You Don’t Need a Yeast Starter

stir plateIf you have the time, by all means do a yeast starter. It’s not a bad idea. But you don’t need one. I have never used a yeast starter on any of my 50 batches. They have all fermented just fine (well, in full disclosure, I made two rookie mistakes when I started brewing: first, I fermented in a cold basement, which doesn’t work; second, I bottled way to soon once, which produced a very carbonated beer). Other than that, fermenting beer is not that hard. I have made plenty of high alcohol beers (average 7.58%, ranging from 4 to 12%). When it comes to fermenting, the most important thing is to pitch enough yeast into aerated wort around 70 degrees. That’s it. And if you think I’m being anecdotal and unscientific, check out this experiment, which found that a vial vs starter is statistically imperceptible. Usually a packet of yeast is enough, or a liquid tube that you buy at the store; although, for me, I reuse my yeast, so I have the option of pitching as much as I want (just to be safe, I pitch a little more than those liquid tubes). If you are using a packet of dry yeast, just sprinkle it on. I find that dry yeast works better than liquid yeast.

How to Do a Yeast Starter
The day before brewing, you add a little bit of malt extract into boiling water, stir, cool, put into a growler with an airlock, and pitch the yeast into the growler. Sound familiar? You just made a mini-beer without hops! When tomorrow comes, the yeast will be all fired up and ready to go. That’s the concept behind yeast starters. The beer will begin fermenting immediately, and the airlock will bubble faster (instead of waiting 24 hours or so). This minimizes the chance of infection (which won’t happen if you sanitize properly). Brewers also talk about not “shocking” the yeast, by introducing it slowly into a high gravity environment. Okay. Whatever.
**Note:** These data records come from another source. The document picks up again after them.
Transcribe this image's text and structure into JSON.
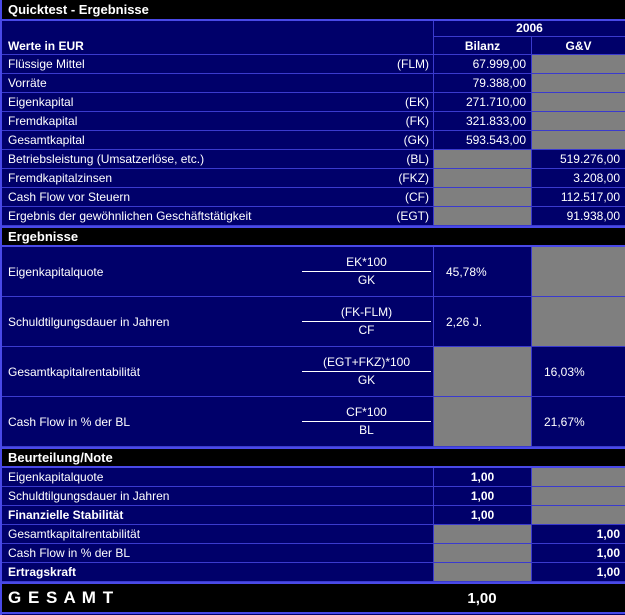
{
  "title": "Quicktest - Ergebnisse",
  "year": "2006",
  "columns": {
    "label": "Werte in EUR",
    "bilanz": "Bilanz",
    "gv": "G&V"
  },
  "werte_rows": [
    {
      "label": "Flüssige Mittel",
      "code": "(FLM)",
      "bilanz": "67.999,00",
      "gv": "",
      "gray": "gv"
    },
    {
      "label": "Vorräte",
      "code": "",
      "bilanz": "79.388,00",
      "gv": "",
      "gray": "gv"
    },
    {
      "label": "Eigenkapital",
      "code": "(EK)",
      "bilanz": "271.710,00",
      "gv": "",
      "gray": "gv"
    },
    {
      "label": "Fremdkapital",
      "code": "(FK)",
      "bilanz": "321.833,00",
      "gv": "",
      "gray": "gv"
    },
    {
      "label": "Gesamtkapital",
      "code": "(GK)",
      "bilanz": "593.543,00",
      "gv": "",
      "gray": "gv"
    },
    {
      "label": "Betriebsleistung (Umsatzerlöse, etc.)",
      "code": "(BL)",
      "bilanz": "",
      "gv": "519.276,00",
      "gray": "bilanz"
    },
    {
      "label": "Fremdkapitalzinsen",
      "code": "(FKZ)",
      "bilanz": "",
      "gv": "3.208,00",
      "gray": "bilanz"
    },
    {
      "label": "Cash Flow vor Steuern",
      "code": "(CF)",
      "bilanz": "",
      "gv": "112.517,00",
      "gray": "bilanz"
    },
    {
      "label": "Ergebnis der gewöhnlichen Geschäftstätigkeit",
      "code": "(EGT)",
      "bilanz": "",
      "gv": "91.938,00",
      "gray": "bilanz"
    }
  ],
  "ergebnisse": {
    "heading": "Ergebnisse",
    "rows": [
      {
        "label": "Eigenkapitalquote",
        "numerator": "EK*100",
        "denominator": "GK",
        "bilanz": "45,78%",
        "gv": "",
        "gray": "gv"
      },
      {
        "label": "Schuldtilgungsdauer in Jahren",
        "numerator": "(FK-FLM)",
        "denominator": "CF",
        "bilanz": "2,26 J.",
        "gv": "",
        "gray": "gv"
      },
      {
        "label": "Gesamtkapitalrentabilität",
        "numerator": "(EGT+FKZ)*100",
        "denominator": "GK",
        "bilanz": "",
        "gv": "16,03%",
        "gray": "bilanz"
      },
      {
        "label": "Cash Flow in % der BL",
        "numerator": "CF*100",
        "denominator": "BL",
        "bilanz": "",
        "gv": "21,67%",
        "gray": "bilanz"
      }
    ]
  },
  "beurteilung": {
    "heading": "Beurteilung/Note",
    "rows": [
      {
        "label": "Eigenkapitalquote",
        "bilanz": "1,00",
        "gv": "",
        "gray": "gv",
        "bold": "false"
      },
      {
        "label": "Schuldtilgungsdauer in Jahren",
        "bilanz": "1,00",
        "gv": "",
        "gray": "gv",
        "bold": "false"
      },
      {
        "label": "Finanzielle Stabilität",
        "bilanz": "1,00",
        "gv": "",
        "gray": "gv",
        "bold": "true"
      },
      {
        "label": "Gesamtkapitalrentabilität",
        "bilanz": "",
        "gv": "1,00",
        "gray": "bilanz",
        "bold": "false"
      },
      {
        "label": "Cash Flow in % der BL",
        "bilanz": "",
        "gv": "1,00",
        "gray": "bilanz",
        "bold": "false"
      },
      {
        "label": "Ertragskraft",
        "bilanz": "",
        "gv": "1,00",
        "gray": "bilanz",
        "bold": "true"
      }
    ]
  },
  "gesamt": {
    "label": "G E S A M T",
    "value": "1,00"
  },
  "colors": {
    "background": "#00006a",
    "band_background": "#000000",
    "grid_line": "#3a3ace",
    "accent_line": "#4949e8",
    "disabled_cell": "#7f7f7f",
    "text": "#ffffff"
  }
}
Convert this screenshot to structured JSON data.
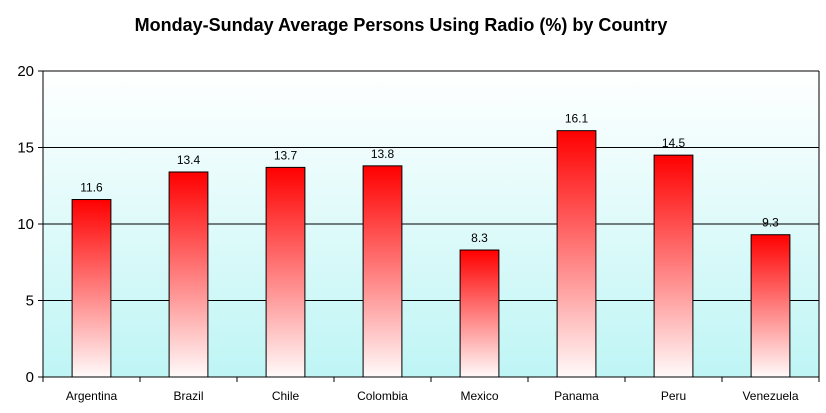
{
  "chart_data": {
    "type": "bar",
    "title": "Monday-Sunday Average Persons Using Radio (%) by Country",
    "xlabel": "",
    "ylabel": "",
    "categories": [
      "Argentina",
      "Brazil",
      "Chile",
      "Colombia",
      "Mexico",
      "Panama",
      "Peru",
      "Venezuela"
    ],
    "values": [
      11.6,
      13.4,
      13.7,
      13.8,
      8.3,
      16.1,
      14.5,
      9.3
    ],
    "data_labels": [
      "11.6",
      "13.4",
      "13.7",
      "13.8",
      "8.3",
      "16.1",
      "14.5",
      "9.3"
    ],
    "ylim": [
      0,
      20
    ],
    "yticks": [
      0,
      5,
      10,
      15,
      20
    ],
    "grid": true,
    "legend": "none",
    "colors": {
      "bar_top": "#ff0000",
      "bar_bottom": "#ffffff",
      "plot_bg_top": "#ffffff",
      "plot_bg_bottom": "#bff5f5",
      "gridline": "#000000"
    }
  }
}
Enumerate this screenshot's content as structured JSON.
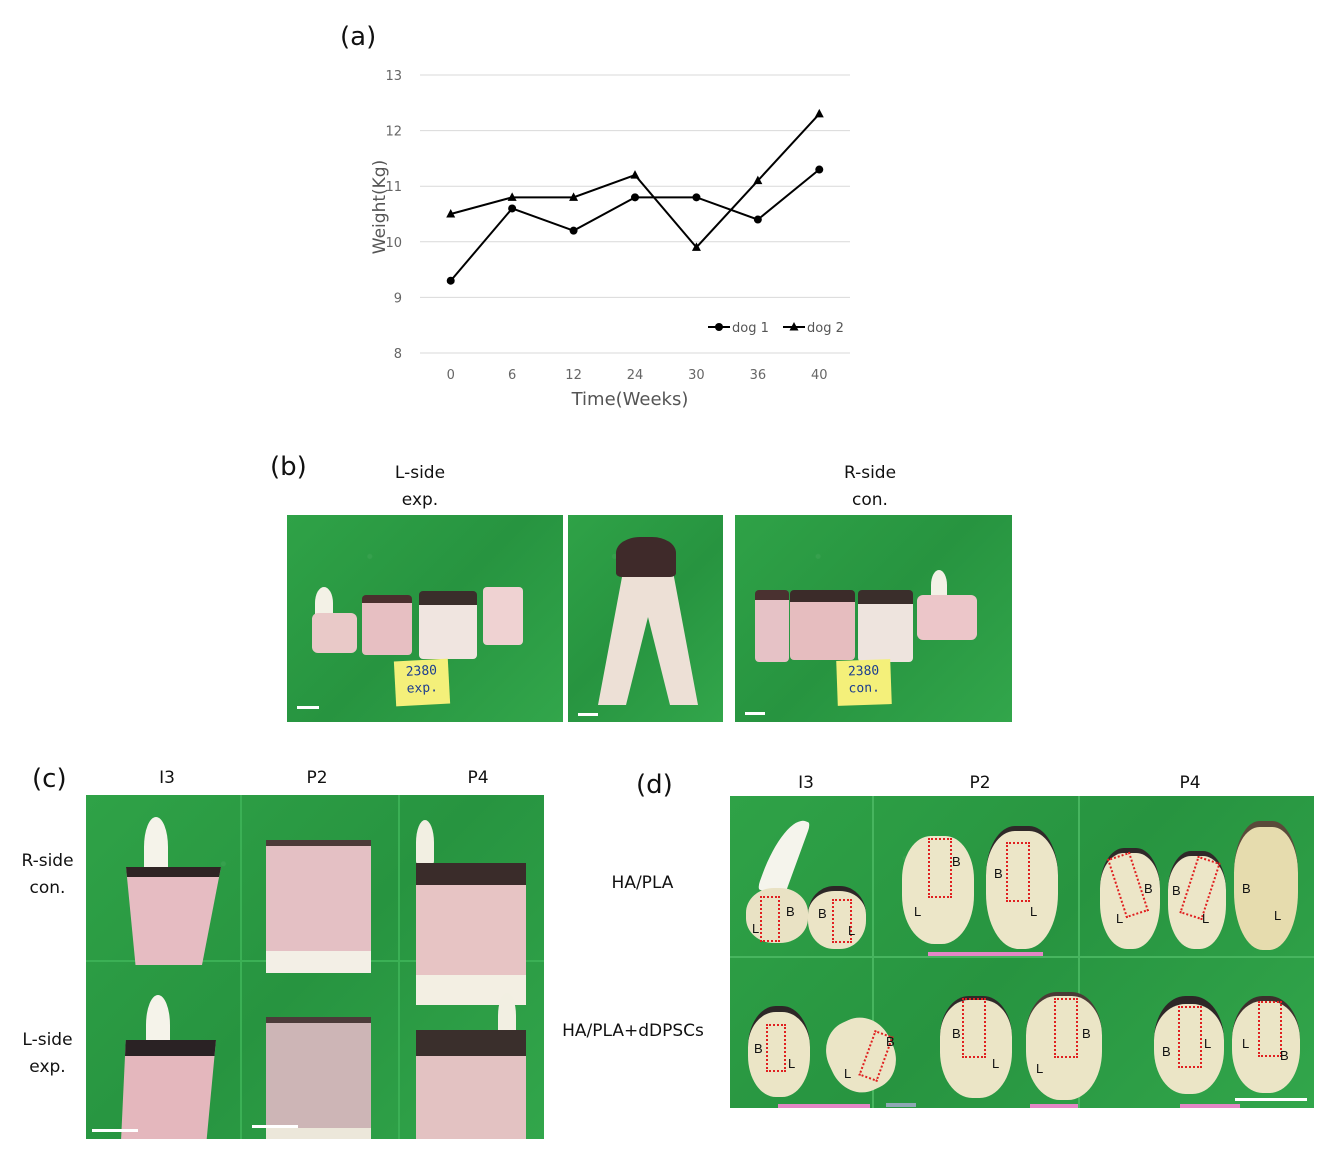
{
  "panel_labels": {
    "a": "(a)",
    "b": "(b)",
    "c": "(c)",
    "d": "(d)"
  },
  "chart_data": {
    "type": "line",
    "title": "",
    "xlabel": "Time(Weeks)",
    "ylabel": "Weight(Kg)",
    "categories": [
      "0",
      "6",
      "12",
      "24",
      "30",
      "36",
      "40"
    ],
    "ylim": [
      8,
      13
    ],
    "yticks": [
      "8",
      "9",
      "10",
      "11",
      "12",
      "13"
    ],
    "grid": "horizontal",
    "legend_position": "bottom-right",
    "series": [
      {
        "name": "dog 1",
        "marker": "circle",
        "values": [
          9.3,
          10.6,
          10.2,
          10.8,
          10.8,
          10.4,
          11.3
        ]
      },
      {
        "name": "dog 2",
        "marker": "triangle",
        "values": [
          10.5,
          10.8,
          10.8,
          11.2,
          9.9,
          11.1,
          12.3
        ]
      }
    ]
  },
  "panel_b": {
    "left_title_1": "L-side",
    "left_title_2": "exp.",
    "right_title_1": "R-side",
    "right_title_2": "con.",
    "note_left_1": "2380",
    "note_left_2": "exp.",
    "note_right_1": "2380",
    "note_right_2": "con."
  },
  "panel_c": {
    "cols": [
      "I3",
      "P2",
      "P4"
    ],
    "row1_1": "R-side",
    "row1_2": "con.",
    "row2_1": "L-side",
    "row2_2": "exp."
  },
  "panel_d": {
    "cols": [
      "I3",
      "P2",
      "P4"
    ],
    "rows": [
      "HA/PLA",
      "HA/PLA+dDPSCs"
    ],
    "marks": {
      "b": "B",
      "l": "L"
    }
  }
}
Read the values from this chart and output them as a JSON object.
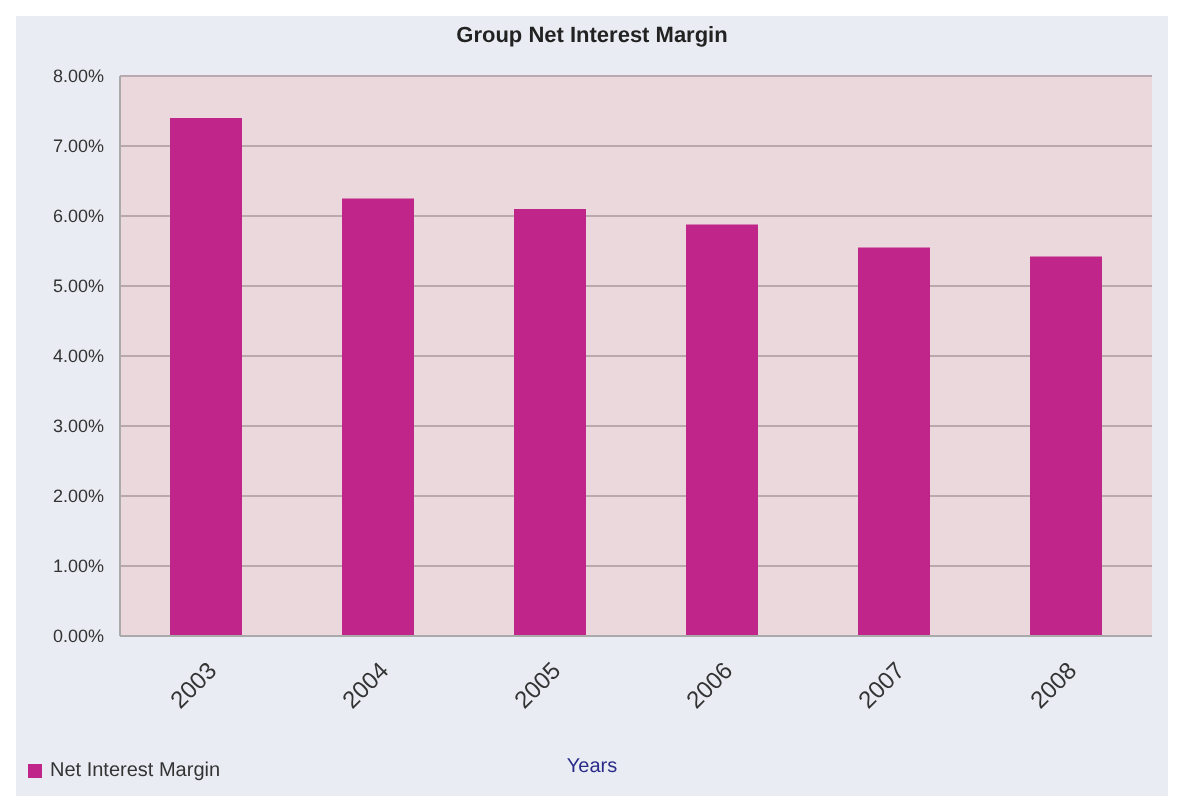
{
  "chart_data": {
    "type": "bar",
    "title": "Group Net Interest Margin",
    "xlabel": "Years",
    "categories": [
      "2003",
      "2004",
      "2005",
      "2006",
      "2007",
      "2008"
    ],
    "series": [
      {
        "name": "Net Interest Margin",
        "color": "#c0268a",
        "values": [
          7.4,
          6.25,
          6.1,
          5.88,
          5.55,
          5.42
        ]
      }
    ],
    "ylim": [
      0,
      8
    ],
    "yticks": [
      {
        "value": 0,
        "label": "0.00%"
      },
      {
        "value": 1,
        "label": "1.00%"
      },
      {
        "value": 2,
        "label": "2.00%"
      },
      {
        "value": 3,
        "label": "3.00%"
      },
      {
        "value": 4,
        "label": "4.00%"
      },
      {
        "value": 5,
        "label": "5.00%"
      },
      {
        "value": 6,
        "label": "6.00%"
      },
      {
        "value": 7,
        "label": "7.00%"
      },
      {
        "value": 8,
        "label": "8.00%"
      }
    ],
    "grid": "y",
    "legend": "bottom left"
  }
}
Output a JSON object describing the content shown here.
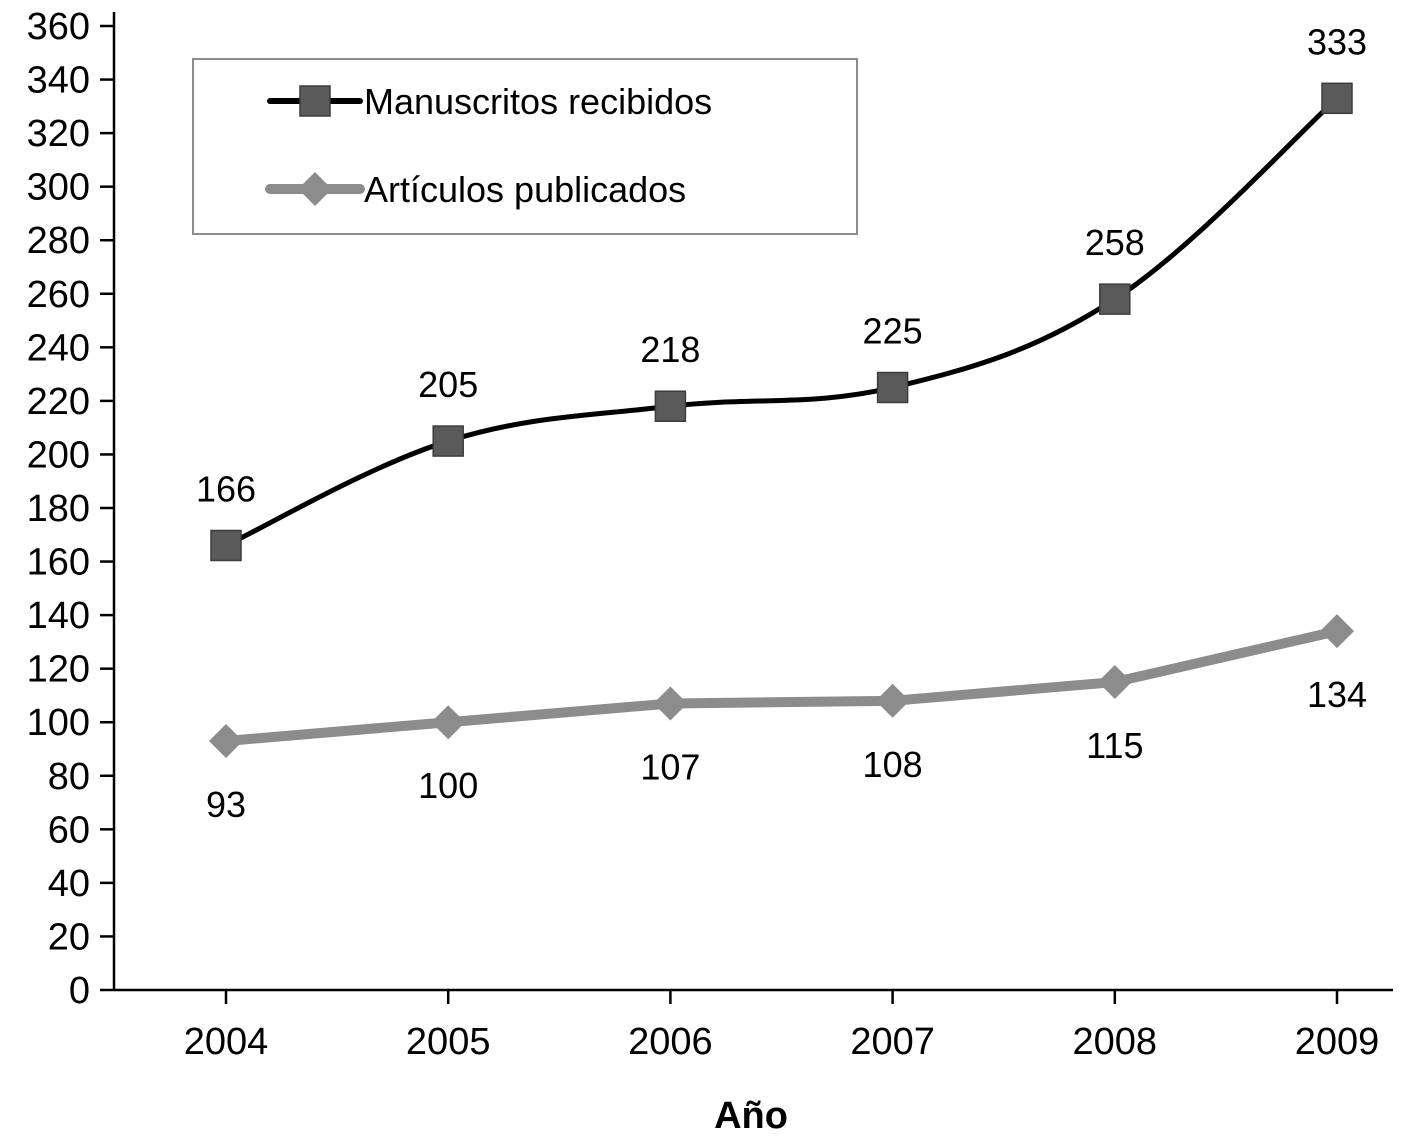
{
  "chart_data": {
    "type": "line",
    "title": "",
    "xlabel": "Año",
    "ylabel": "",
    "ylim": [
      0,
      360
    ],
    "y_tick_step": 20,
    "y_ticks": [
      "0",
      "20",
      "40",
      "60",
      "80",
      "100",
      "120",
      "140",
      "160",
      "180",
      "200",
      "220",
      "240",
      "260",
      "280",
      "300",
      "320",
      "340",
      "360"
    ],
    "categories": [
      "2004",
      "2005",
      "2006",
      "2007",
      "2008",
      "2009"
    ],
    "legend_position": "top-left",
    "grid": false,
    "series": [
      {
        "name": "Manuscritos recibidos",
        "values": [
          166,
          205,
          218,
          225,
          258,
          333
        ],
        "color": "#000000",
        "marker": "square",
        "marker_color": "#5a5a5a",
        "smooth": true,
        "label_position": "above",
        "labels": [
          "166",
          "205",
          "218",
          "225",
          "258",
          "333"
        ]
      },
      {
        "name": "Artículos publicados",
        "values": [
          93,
          100,
          107,
          108,
          115,
          134
        ],
        "color": "#8c8c8c",
        "marker": "diamond",
        "marker_color": "#8c8c8c",
        "smooth": false,
        "label_position": "below",
        "labels": [
          "93",
          "100",
          "107",
          "108",
          "115",
          "134"
        ]
      }
    ]
  }
}
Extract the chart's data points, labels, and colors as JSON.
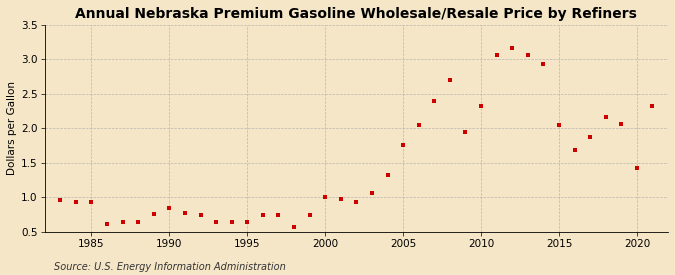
{
  "title": "Annual Nebraska Premium Gasoline Wholesale/Resale Price by Refiners",
  "ylabel": "Dollars per Gallon",
  "source": "Source: U.S. Energy Information Administration",
  "background_color": "#f5e6c8",
  "plot_bg_color": "#f5e6c8",
  "years": [
    1983,
    1984,
    1985,
    1986,
    1987,
    1988,
    1989,
    1990,
    1991,
    1992,
    1993,
    1994,
    1995,
    1996,
    1997,
    1998,
    1999,
    2000,
    2001,
    2002,
    2003,
    2004,
    2005,
    2006,
    2007,
    2008,
    2009,
    2010,
    2011,
    2012,
    2013,
    2014,
    2015,
    2016,
    2017,
    2018,
    2019,
    2020,
    2021
  ],
  "values": [
    0.96,
    0.93,
    0.93,
    0.62,
    0.65,
    0.65,
    0.76,
    0.85,
    0.77,
    0.75,
    0.65,
    0.65,
    0.65,
    0.75,
    0.75,
    0.57,
    0.75,
    1.01,
    0.97,
    0.93,
    1.07,
    1.32,
    1.76,
    2.05,
    2.4,
    2.7,
    1.95,
    2.33,
    3.07,
    3.16,
    3.07,
    2.93,
    2.05,
    1.68,
    1.88,
    2.17,
    2.06,
    1.43,
    2.33
  ],
  "marker_color": "#cc0000",
  "marker_size": 3.5,
  "xlim": [
    1982,
    2022
  ],
  "ylim": [
    0.5,
    3.5
  ],
  "yticks": [
    0.5,
    1.0,
    1.5,
    2.0,
    2.5,
    3.0,
    3.5
  ],
  "xticks": [
    1985,
    1990,
    1995,
    2000,
    2005,
    2010,
    2015,
    2020
  ],
  "grid_color": "#aaaaaa",
  "title_fontsize": 10,
  "label_fontsize": 7.5,
  "tick_fontsize": 7.5,
  "source_fontsize": 7
}
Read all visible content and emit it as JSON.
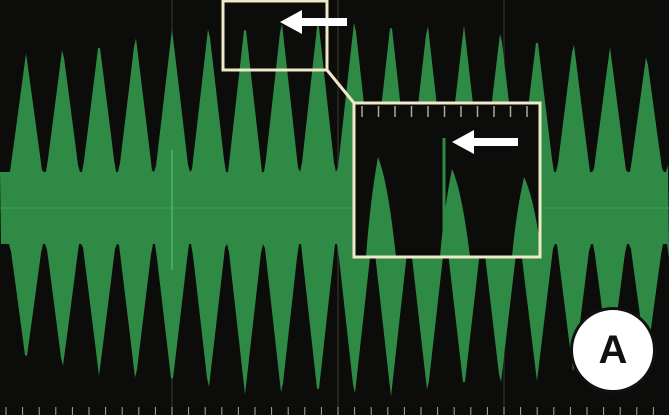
{
  "panel": {
    "label": "A"
  },
  "colors": {
    "background": "#0c0c0b",
    "signal": "#2f8a45",
    "grid": "#3a3a36",
    "tick": "#a9a9a2",
    "highlight_box": "#efe9c8",
    "arrow": "#ffffff"
  },
  "icons": {
    "arrow": "left-arrow-icon"
  }
}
To me, it’s a lot of work for a little payoff. I cannot help but think this is another throw-back to days when yeast was not as good, when barley was not as highly modified, mashable and fermentable. However, on super huge barley wines, I admit a yeast starter might actually be a good idea. I have only made two super huge beers, an English barley wine and a Belgian quad. They fermented just fine without a starter; however, they were smaller batches (2.5 gallons) and I pitched well.